Mar 13, 2020 #monte-carlo #dynamic

From 538’s The Riddler,

You have two fair coins, labeled A and B. When you flip coin A, you get 1 point if it comes up heads, but you lose 1 point if it comes up tails. Coin B is worth twice as much — when you flip coin B, you get 2 points if it comes up heads, but you lose 2 points if it comes up tails.

To play the game, you make a total of 100 flips. For each flip, you can choose either coin, and you know the outcomes of all the previous flips. In order to win, you must finish with a positive total score. In your eyes, finishing with 2 points is just as good as finishing with 200 points — any positive score is a win. (By the same token, finishing with 0 or −2 points is just as bad as finishing with −200 points.)

If you optimize your strategy, what percentage of games will you win? (Remember, one game consists of 100 coin flips.)

library(purrr)
library(furrr)

# flipping coin A or B with respective points
flip_coin <- function(coin) {
    x = ifelse(rbinom(1, 1, 0.5), 1, -1)
    ifelse(coin == "A", x * 1, x * 2)
}

# acc = accumulative score; i = remaining flip;
run_game <- function(acc, i, threshold = 0) {
    
    # terminal condition
    if (i == 0) return(acc);
    
    ## this is our strategy: 
    ## only when we're behind taking risk makes a difference
    x = ifelse(acc < threshold, flip_coin("B"), flip_coin("A"))
    
    run_game(acc + x, i - 1, threshold)
}

set.seed(1111)
trials = 3000
res = replicate(trials, run_game(0, 100))
sum(res > 0) / trials # win game if positive
## [1] 0.6366667

The answer is 64%. If you play the game the optimal way, you are able to win ~64% of the time. Here, we vary the threshold to adjust the strategy from conservative (-10) to aggresive mode (10). Also note that, if you choose your strategy to only play either coin A or coin B, your winning probability is only 46% instead of 50% (because zero is considered a loss).

# prepare for parellel computation
future::plan(multiprocess)

thres <- -10:10
res <- furrr::future_map_dbl(thres, ~ {
  mean(replicate(trials, run_game(0, 100, threshold = .x)) > 0)
})

plot(thres, res, type = "l", lwd = 3, col = "red",
     xlab = "Threshold", ylab = "Winning %")
abline(v = 0, lty = 2)

For further analysis, we can explore the winning chances at any point of in the game.
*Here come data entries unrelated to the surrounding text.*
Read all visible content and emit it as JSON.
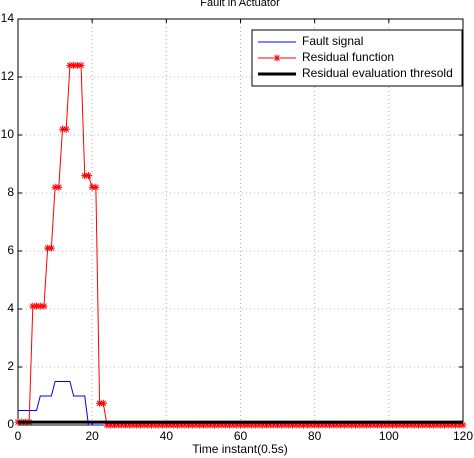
{
  "chart_data": {
    "type": "line",
    "title": "Fault in  Actuator",
    "x_label": "Time instant(0.5s)",
    "xlim": [
      0,
      120
    ],
    "xticks": [
      0,
      20,
      40,
      60,
      80,
      100,
      120
    ],
    "ylim": [
      0,
      14
    ],
    "yticks": [
      0,
      2,
      4,
      6,
      8,
      10,
      12,
      14
    ],
    "grid": true,
    "legend": "upper right",
    "series": [
      {
        "name": "Fault signal",
        "color": "#0000ff",
        "marker": "none",
        "width": 1,
        "x": [
          0,
          5,
          6,
          9,
          10,
          14,
          15,
          18,
          19,
          120
        ],
        "values": [
          0.5,
          0.5,
          1,
          1,
          1.5,
          1.5,
          1,
          1,
          0,
          0
        ]
      },
      {
        "name": "Residual function",
        "color": "#ff0000",
        "marker": "star",
        "width": 1,
        "x": [
          0,
          1,
          2,
          3,
          4,
          5,
          6,
          7,
          8,
          9,
          10,
          11,
          12,
          13,
          14,
          15,
          16,
          17,
          18,
          19,
          20,
          21,
          22,
          23,
          24,
          25,
          26,
          27,
          28,
          29,
          30,
          31,
          32,
          33,
          34,
          35,
          36,
          37,
          38,
          39,
          40,
          41,
          42,
          43,
          44,
          45,
          46,
          47,
          48,
          49,
          50,
          51,
          52,
          53,
          54,
          55,
          56,
          57,
          58,
          59,
          60,
          61,
          62,
          63,
          64,
          65,
          66,
          67,
          68,
          69,
          70,
          71,
          72,
          73,
          74,
          75,
          76,
          77,
          78,
          79,
          80,
          81,
          82,
          83,
          84,
          85,
          86,
          87,
          88,
          89,
          90,
          91,
          92,
          93,
          94,
          95,
          96,
          97,
          98,
          99,
          100,
          101,
          102,
          103,
          104,
          105,
          106,
          107,
          108,
          109,
          110,
          111,
          112,
          113,
          114,
          115,
          116,
          117,
          118,
          119,
          120
        ],
        "values": [
          0.1,
          0.1,
          0.1,
          0.1,
          4.1,
          4.1,
          4.1,
          4.1,
          6.1,
          6.1,
          8.2,
          8.2,
          10.2,
          10.2,
          12.4,
          12.4,
          12.4,
          12.4,
          8.6,
          8.6,
          8.2,
          8.2,
          0.75,
          0.75,
          0,
          0,
          0,
          0,
          0,
          0,
          0,
          0,
          0,
          0,
          0,
          0,
          0,
          0,
          0,
          0,
          0,
          0,
          0,
          0,
          0,
          0,
          0,
          0,
          0,
          0,
          0,
          0,
          0,
          0,
          0,
          0,
          0,
          0,
          0,
          0,
          0,
          0,
          0,
          0,
          0,
          0,
          0,
          0,
          0,
          0,
          0,
          0,
          0,
          0,
          0,
          0,
          0,
          0,
          0,
          0,
          0,
          0,
          0,
          0,
          0,
          0,
          0,
          0,
          0,
          0,
          0,
          0,
          0,
          0,
          0,
          0,
          0,
          0,
          0,
          0,
          0,
          0,
          0,
          0,
          0,
          0,
          0,
          0,
          0,
          0,
          0,
          0,
          0,
          0,
          0,
          0,
          0,
          0,
          0,
          0,
          0
        ]
      },
      {
        "name": "Residual evaluation thresold",
        "color": "#000000",
        "marker": "none",
        "width": 3,
        "x": [
          0,
          120
        ],
        "values": [
          0.1,
          0.1
        ]
      }
    ]
  }
}
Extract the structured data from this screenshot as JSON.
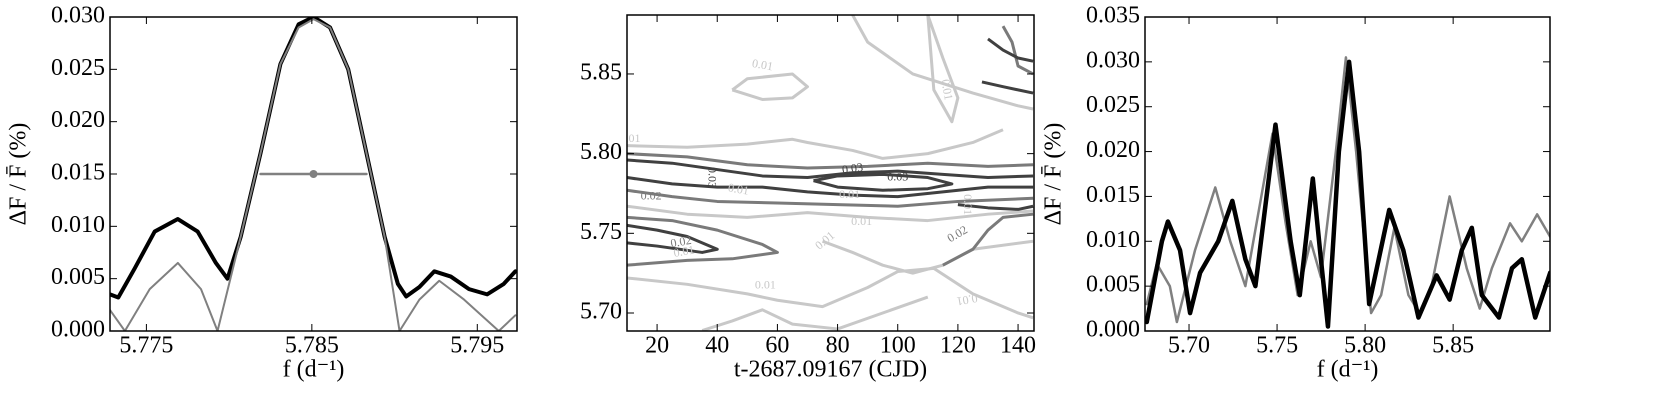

For an instance, if you are left with 10 flips and are 5 points behind, what are the odds of you winning the game at the end?

# create a data frame as grid for simulation
df <- expand.grid(remaining = seq(10, 90, 10), acc = seq(-20, 20, 1))

# a point on grid represents a single possibility
# loop thru our grid to calc expected chances
res <- future_map2_dbl(df$acc, df$remaining, ~ {
    sum(replicate(trials, run_game(.x, .y)) > 0) / trials
})

We use a heat map to illustrate this.

library(ggplot2)

df %>%
  # attach winning chances
  cbind(prob = res) %>%
  ggplot(aes(100 - remaining, acc)) +
  # take note of interpolation here
  geom_raster(aes(fill = prob), interpolate = TRUE) +
  scale_x_continuous(breaks = seq(0, 100, 10)) +
  scale_fill_viridis_c() +
  theme_minimal(base_family = "Menlo") +
  theme(
    legend.position  = "top",
    legend.key.width = unit(2, "cm"),
    legend.title     = element_text(vjust = 1.0)
  ) +
  labs(x = "Flip", y = "Cumulative Score",
       fill = "Probability of Winning")